Vide, chiaramente come se fissasse le pareti del suo studio invece di quelle della camera da letto, gli ologrammi presi dai notiziari sui bambini dei Vivi, malformati, deformi, affamati, morenti…

No. Si stava comportando in modo ridicolo. Il bambino di Lizzie non stava morendo. Quel piccolo era Cambiato. Però si trovava in prigione, in una cella da qualche parte, e doveva essere accaduto "qualcosa" a sua madre perché la comunicazione si interrompesse in quel modo. Qualcuno aveva fatto del male a Lizzie Francy? E al bambino?

Theresa non aveva mai visto una prigione. Tuttavia aveva guardato ologrammi di storia e film. Le prigioni, in quelli, erano sudicie e orribili celle che puzzavano e ospitavano persone pericolose che facevano del male agli altri. Di sicuro però non erano più così. I robot-pulitori non permettevano che fossero sudicie. Ma per il resto…

Si sollevò, appoggiandosi contro i cuscini. Le piaghe sulle mani e sul corpo le si erano chiuse. Era in grado di mangiare e di parlare, perfino di camminare un po’, con le stampelle. Aveva avuto anche un fluttuante ma Jackson lo aveva rispedito indietro perché, aveva detto, usarlo non l’avrebbe aiutata a ricostruire la muscolatura. Due volte al giorno, il roboinfermiere istruiva Theresa assistendola con il software di riabilitazione fisica. Alzarsi costituiva comunque uno sforzo, e passare le mani sulla testa calva la faceva piangere. Jackson aveva tolto tutti gli specchi dalle stanze. Durante la maggior parte del tempo, Theresa stava a letto dettando appunti, ore e ore di appunti ossessivi, a Thomas. Su Leisha Camden. Sugli Insonni. Su Miranda Sharifi.

A quel punto disse al sistema: — Thomas, fai emanare da Jones una chiamata a priorità assoluta a mio fratello alla Kelvin-Castner!

— Lo farò subito, Theresa.

Tuttavia fu Cazie, scompigliata e corrucciata, che rispose. — Tess? Cosa c’è che non va? Perché una chiamata di emergenza?

— Ho bisogno di parlare con Jackson.

— Lo so. Ma perché? — Cazie faceva tamburellare le dita su una scrivania invisibile. I capelli neri avevano bisogno di una spazzolata e lei aveva borse sotto gli occhi. Appariva tesa e sconvolta.

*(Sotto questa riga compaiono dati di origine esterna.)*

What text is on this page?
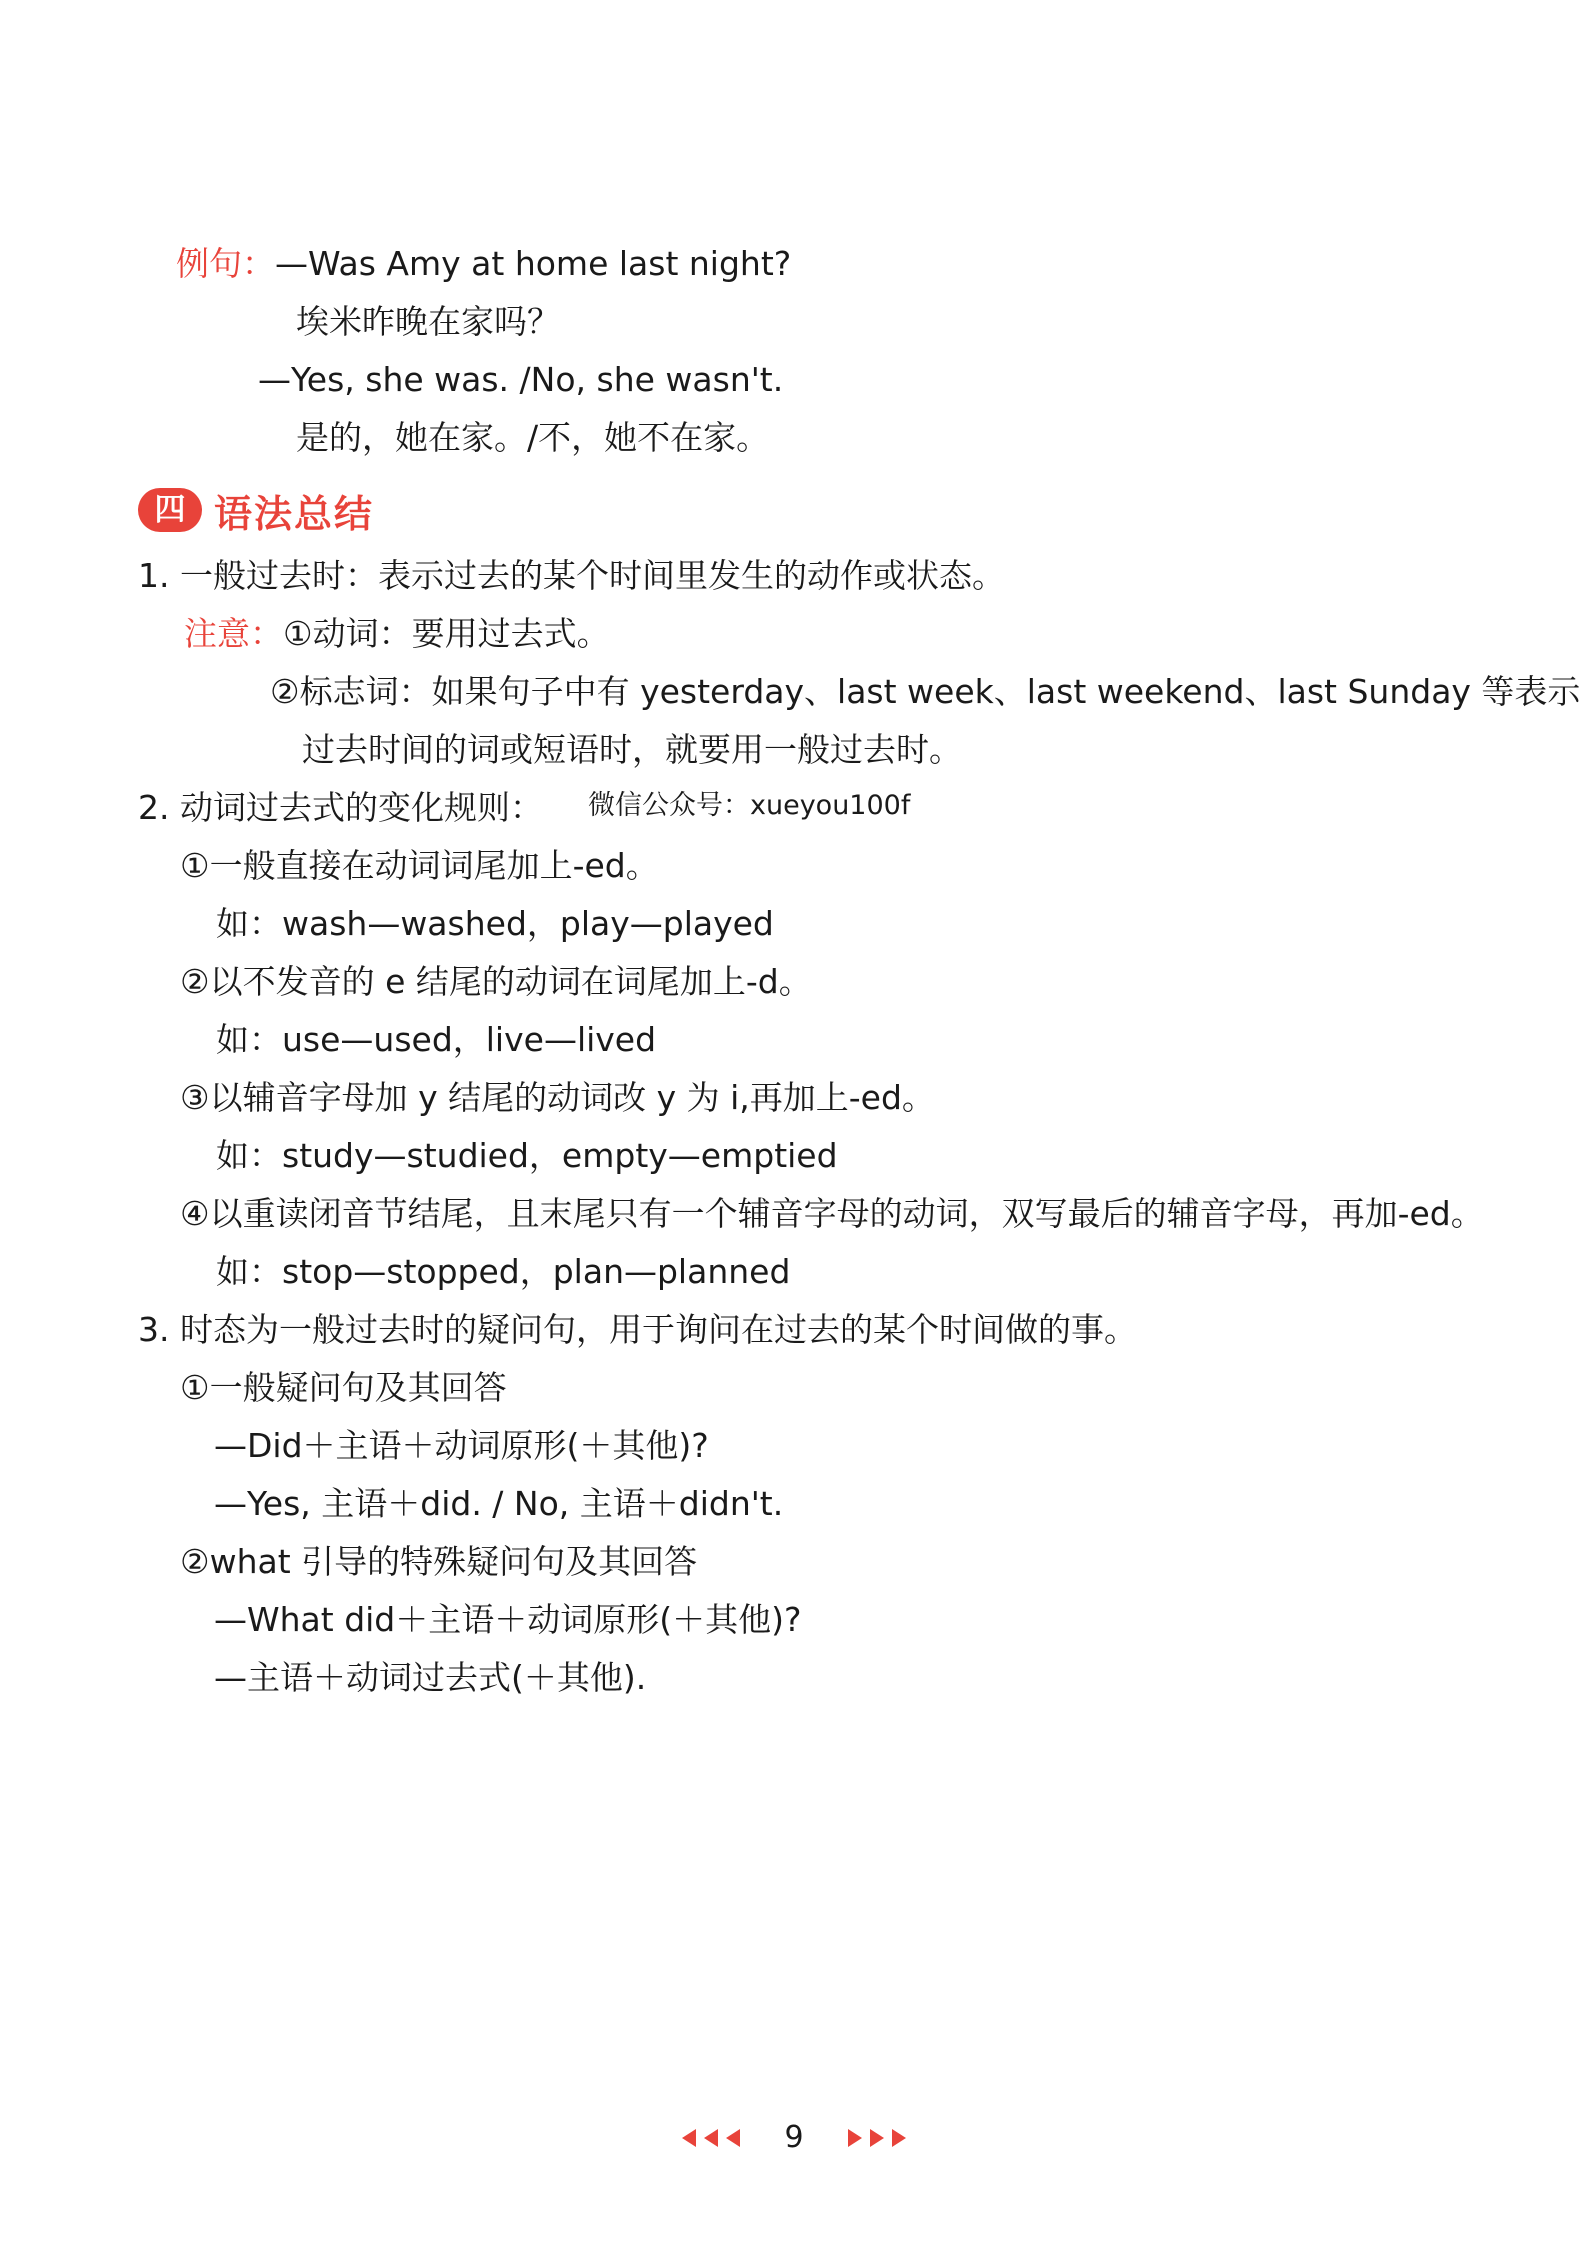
例句：—Was Amy at home last night?
埃米昨晚在家吗？
—Yes, she was. /No, she wasn't.
是的，她在家。/不，她不在家。
四 语法总结
1. 一般过去时：表示过去的某个时间里发生的动作或状态。
注意：①动词：要用过去式。
②标志词：如果句子中有 yesterday、last week、last weekend、last Sunday 等表示
过去时间的词或短语时，就要用一般过去时。
2. 动词过去式的变化规则： 微信公众号：xueyou100f
①一般直接在动词词尾加上-ed。
如：wash—washed，play—played
②以不发音的 e 结尾的动词在词尾加上-d。
如：use—used，live—lived
③以辅音字母加 y 结尾的动词改 y 为 i,再加上-ed。
如：study—studied，empty—emptied
④以重读闭音节结尾，且末尾只有一个辅音字母的动词，双写最后的辅音字母，再加-ed。
如：stop—stopped，plan—planned
3. 时态为一般过去时的疑问句，用于询问在过去的某个时间做的事。
①一般疑问句及其回答
—Did＋主语＋动词原形(＋其他)?
—Yes, 主语＋did. / No, 主语＋didn't.
②what 引导的特殊疑问句及其回答
—What did＋主语＋动词原形(＋其他)?
—主语＋动词过去式(＋其他).
9
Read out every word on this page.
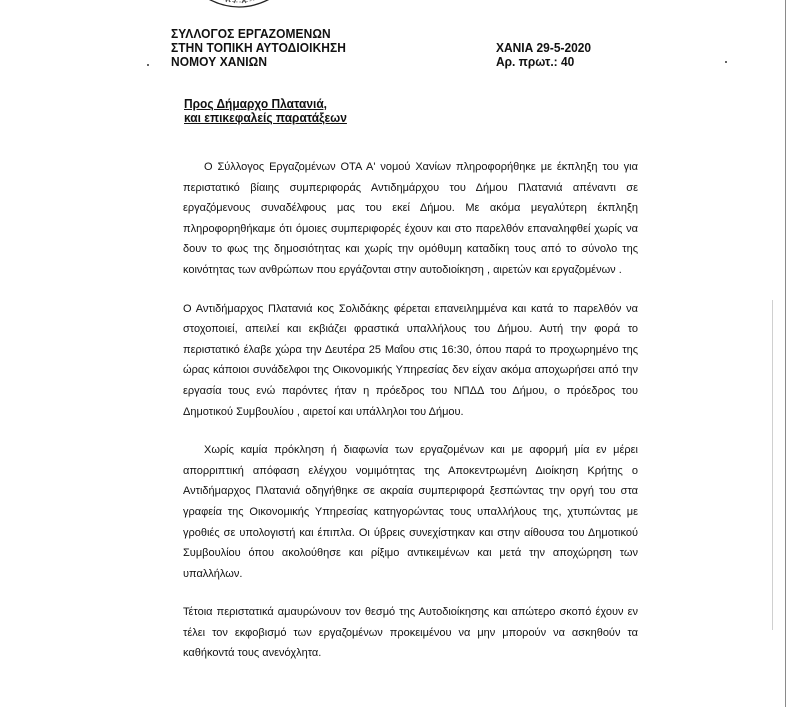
ΣΥΛΛΟΓΟΣ ΕΡΓΑΖΟΜΕΝΩΝ
ΣΤΗΝ ΤΟΠΙΚΗ ΑΥΤΟΔΙΟΙΚΗΣΗ
ΝΟΜΟΥ ΧΑΝΙΩΝ
ΧΑΝΙΑ 29-5-2020
Αρ. πρωτ.: 40
Προς Δήμαρχο Πλατανιά,
και επικεφαλείς παρατάξεων

Ο Σύλλογος Εργαζομένων ΟΤΑ Α' νομού Χανίων πληροφορήθηκε με έκπληξη του για περιστατικό βίαιης συμπεριφοράς Αντιδημάρχου του Δήμου Πλατανιά απέναντι σε εργαζόμενους συναδέλφους μας του εκεί Δήμου. Με ακόμα μεγαλύτερη έκπληξη πληροφορηθήκαμε ότι όμοιες συμπεριφορές έχουν και στο παρελθόν επαναληφθεί χωρίς να δουν το φως της δημοσιότητας και χωρίς την ομόθυμη καταδίκη τους από το σύνολο της κοινότητας των ανθρώπων που εργάζονται στην αυτοδιοίκηση , αιρετών και εργαζομένων .

Ο Αντιδήμαρχος Πλατανιά κος Σολιδάκης φέρεται επανειλημμένα και κατά το παρελθόν να στοχοποιεί, απειλεί και εκβιάζει φραστικά υπαλλήλους του Δήμου. Αυτή την φορά το περιστατικό έλαβε χώρα την Δευτέρα 25 Μαΐου στις 16:30, όπου παρά το προχωρημένο της ώρας κάποιοι συνάδελφοι της Οικονομικής Υπηρεσίας δεν είχαν ακόμα αποχωρήσει από την εργασία τους ενώ παρόντες ήταν η πρόεδρος του ΝΠΔΔ του Δήμου, ο πρόεδρος του Δημοτικού Συμβουλίου , αιρετοί και υπάλληλοι του Δήμου.

Χωρίς καμία πρόκληση ή διαφωνία των εργαζομένων και με αφορμή μία εν μέρει απορριπτική απόφαση ελέγχου νομιμότητας της Αποκεντρωμένη Διοίκηση Κρήτης ο Αντιδήμαρχος Πλατανιά οδηγήθηκε σε ακραία συμπεριφορά ξεσπώντας την οργή του στα γραφεία της Οικονομικής Υπηρεσίας κατηγορώντας τους υπαλλήλους της, χτυπώντας με γροθιές σε υπολογιστή και έπιπλα. Οι ύβρεις συνεχίστηκαν και στην αίθουσα του Δημοτικού Συμβουλίου όπου ακολούθησε και ρίξιμο αντικειμένων και μετά την αποχώρηση των υπαλλήλων.

Τέτοια περιστατικά αμαυρώνουν τον θεσμό της Αυτοδιοίκησης και απώτερο σκοπό έχουν εν τέλει τον εκφοβισμό των εργαζομένων προκειμένου να μην μπορούν να ασκηθούν τα καθήκοντά τους ανενόχλητα.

Theresa si ritirò contro i cuscini.

— È… privato.

— Privato? Ti senti bene?

— Sì… io… sì. Riguarda qualcun altro.

Lo sguardo di Cazie si concentrò all’improvviso, tagliente. — Chi altri? È arrivato un messaggio per Jackson? Non si tratta di qualcosa riguardo al Rifugio, eh?

— Rifugio? Perché mai Jackson dovrebbe ricevere un messaggio riguardante il Rifugio?

Lo sguardo di Cazie si velò di nuovo. — Niente. Da parte di chi è il messaggio?

— Cos’è questa storia del Rifugio?

— Niente, Tessie. Ascolta, non volevo trattarti male, visto che sei così malata. Torna a dormire, piccola. Jackson è nel bel mezzo di una riunione importante e io non voglio interromperlo, ma gli dirò che hai chiamato. A meno che non si tratti di qualcosa di importante che tu voglia dire a me perché io gliela riferisca. Theresa fissò Cazie negli occhi. Lei le stava mentendo. Theresa lo sapeva. Come? Quello non lo sapeva. Sì, invece. Theresa aveva finto di essere Cazie e ormai riusciva a distinguere quando Cazie stava fingendo. Uno spostamento della voce, un’espressione negli occhi dorati: Jackson non era in riunione. Quindi Cazie voleva tenere Theresa lontana da Jackson. E voleva tenerla lontana da qualcosa che riguardava il Rifugio. Cazie, poi, non aveva mai apprezzato che Jackson aiutasse quella ragazza, Lizzie, e il suo bambino…

— No, no — disse con un filo di voce. — Niente di importante. Soltanto un messaggio da parte di… Brett Carpenter. Quello con cui Jackson gioca a tennis. Per una partita.

— Ma hai detto che si trattava di un’emergenza.

— Io… avevo voglia semplicemente di parlare con Jackson. Mi sento un po’ sola.

Il volto di Cazie si addolcì. — È ovvio che sia così, Tessie. Ti farò chiamare da Jackson nel momento stesso in cui terminerà la riunione. Inoltre verrò questa sera a trovarti. Te lo prometto.

— Va bene. Grazie.

— Adesso riposa come una brava bambina e tutto andrà meglio. — Il collegamento si interruppe.

— Thomas — disse Theresa. — Segnalazione da notiziari, ultime ventiquattro ore. Qualsiasi cosa riguardante il Rifugio.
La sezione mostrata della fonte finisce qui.